Atherosclerosis is characterized by the build-up of fat-rich deposits on the inner surfaces of the endothelial cells that form the walls of the blood vessels. The presence of these atherosclerotic “plaques” leads to a chronic inflammation reaction, which can ultimately result in constriction of the vessel and the obstruction of blood flow in major arteries. Research teams led by Professor Christian Weber, Director of the Institute for Prophylaxis and Epidemiology of Cardiovascular Diseases (IPEK) at the LMU Medical Center, have long focused their efforts on understanding the molecular mechanisms that underlie the pathogenesis and progression of the disorder. In two new studies, which appear in the journal Circulation, he and his colleagues now describe two previously unknown mechanisms that help to retard the formation of atherosclerotic plaques.
The CXCL12/CXCR4 signal relay
In a project funded by the European Research Council, Weber is investigating the contribution of a class of signal proteins known as chemokines to the pathogenesis of atherosclerosis. Chemokines are small proteins released by various types of immune cells, which interact with specific receptors found on the surfaces of other cells and modulate their function. One of the new papers is devoted to the action of the chemokine CXCL12. Binding of CXCL12 by its receptor CXCR4 plays a significant role in controlling the recruitment of immune cells to sites of tissue inflammation. The results reported demonstrate that the interaction between CXCL12 and CXCR4 serves to inhibit the development of atherosclerotic plaques. “We have shown, for the first time, that activation of the chemokine receptor CXCR4 in endothelial cells limits the progression of atherosclerosis,” Weber says.

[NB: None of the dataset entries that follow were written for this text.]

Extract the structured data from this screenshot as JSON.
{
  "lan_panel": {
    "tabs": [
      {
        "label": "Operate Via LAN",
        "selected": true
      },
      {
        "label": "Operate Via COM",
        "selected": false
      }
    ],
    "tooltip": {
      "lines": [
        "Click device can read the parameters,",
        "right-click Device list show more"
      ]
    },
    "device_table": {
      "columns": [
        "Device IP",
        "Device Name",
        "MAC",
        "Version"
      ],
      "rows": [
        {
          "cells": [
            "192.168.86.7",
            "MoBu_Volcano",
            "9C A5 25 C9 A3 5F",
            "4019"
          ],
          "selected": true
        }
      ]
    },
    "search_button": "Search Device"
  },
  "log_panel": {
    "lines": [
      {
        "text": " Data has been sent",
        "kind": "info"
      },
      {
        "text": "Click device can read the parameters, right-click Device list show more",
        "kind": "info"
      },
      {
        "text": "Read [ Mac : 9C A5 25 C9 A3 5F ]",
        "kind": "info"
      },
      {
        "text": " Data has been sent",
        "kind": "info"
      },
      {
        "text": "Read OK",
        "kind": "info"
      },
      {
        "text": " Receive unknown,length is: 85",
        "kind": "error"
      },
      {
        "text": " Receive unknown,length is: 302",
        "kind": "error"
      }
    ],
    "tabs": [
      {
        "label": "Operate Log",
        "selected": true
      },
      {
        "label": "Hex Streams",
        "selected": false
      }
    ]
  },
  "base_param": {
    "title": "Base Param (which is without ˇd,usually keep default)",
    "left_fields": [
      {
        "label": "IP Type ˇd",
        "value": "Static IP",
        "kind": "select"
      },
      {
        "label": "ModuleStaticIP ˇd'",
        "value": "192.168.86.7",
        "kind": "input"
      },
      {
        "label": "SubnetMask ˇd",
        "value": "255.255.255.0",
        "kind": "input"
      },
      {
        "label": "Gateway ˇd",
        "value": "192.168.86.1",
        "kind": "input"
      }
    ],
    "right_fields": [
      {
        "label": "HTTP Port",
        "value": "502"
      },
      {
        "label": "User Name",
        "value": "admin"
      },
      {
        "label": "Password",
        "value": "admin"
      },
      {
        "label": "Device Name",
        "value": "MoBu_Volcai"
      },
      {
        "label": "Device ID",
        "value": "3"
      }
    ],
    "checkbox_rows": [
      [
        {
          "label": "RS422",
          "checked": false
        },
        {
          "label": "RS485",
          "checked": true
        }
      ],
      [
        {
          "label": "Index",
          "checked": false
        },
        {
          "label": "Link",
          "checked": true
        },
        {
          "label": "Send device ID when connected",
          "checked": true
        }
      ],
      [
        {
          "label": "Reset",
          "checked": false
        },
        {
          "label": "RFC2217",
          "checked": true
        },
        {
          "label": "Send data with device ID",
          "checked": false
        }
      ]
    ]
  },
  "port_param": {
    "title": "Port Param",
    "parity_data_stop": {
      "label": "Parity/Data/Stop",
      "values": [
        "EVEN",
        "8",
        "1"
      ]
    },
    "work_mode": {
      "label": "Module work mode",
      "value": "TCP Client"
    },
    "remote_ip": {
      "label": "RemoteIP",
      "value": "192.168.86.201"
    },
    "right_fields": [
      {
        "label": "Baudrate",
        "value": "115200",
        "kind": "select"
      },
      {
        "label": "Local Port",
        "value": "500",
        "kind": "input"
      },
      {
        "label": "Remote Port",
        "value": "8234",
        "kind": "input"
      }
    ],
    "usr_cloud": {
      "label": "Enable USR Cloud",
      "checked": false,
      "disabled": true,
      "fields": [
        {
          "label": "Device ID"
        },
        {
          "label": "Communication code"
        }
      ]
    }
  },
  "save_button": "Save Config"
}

The researchers investigated the role of the signaling pathway by specifically inducing the deletion of the gene for the receptor in either the endothelial cells of the arteries or in the underlying smooth-muscle cells. In a mouse model, they found that the resulting depletion of the protein in either cell type stimulated the formation of atherosclerotic deposits. “As the amount of activated receptor falls, the more permeable the vessel wall becomes,” as Dr. Yvonne Döring, first author of the paper, explains. This in turn enables pro-inflammatory cells to migrate into the underlying tissues. Taken together, these observations imply that CXCR4 is essential for maintenance of the integrity of the endothelial cell layer. In addition, loss of the receptor in smooth-muscle cells altered their character and reduced their contractile responses. Subsequent analyses of variants of naturally occurring CXCR4 gene variants in humans confirmed that reduced expression of the receptor is indeed associated with increased risk for coronary heart disease. (Circulation 2017)
Cholesterol efflux and the MC1-R pathway
In a further study carried out at the IPEK, Professor Sabine Steffens and Dr. Petteri Rinne (who is now at Turku University in Finland) identified a novel function of the receptor MC1-R. MC1-R is best known for its role in activating synthesis of the pigment melanin in the skin, which acts as an endogenous sunscreen and protects against the mutagenic effects of UV radiation. However, the receptor has a variety of other functions. For example, it is thought to be involved in the regulation of inflammatory responses, which raises the question of whether it too might play a role in atherosclerosis. “MC1-R is expressed on the surface of macrophages,” says Steffens (macrophages are the immune system’s waste-disposal service; they ingest and dispose of dead and dying cells and other debris), “and we have now shown that it regulates so-called reverse cholesterol transport in these cells.” Specifically, the study demonstrates that activation of MC1-R promotes the extrusion of excess cholesterol from the macrophages found within atherosclerotic lesions, and actively prevents its re-uptake. Conversely, inhibition of the MC1-R signal pathway stimulates the transport of cholesterol into macrophages.
These findings imply that, like CXCR4, MC1-R also inhibits the development of atherosclerosis. Excessive uptake of cholesterol converts macrophages into so-called foam cells, which are known to contribute to the inflammation reactions within atherosclerotic lesions. This in turn increases the risk that plaques may rupture and obstruct blood-flow, which can lead to a heart attack or a stroke.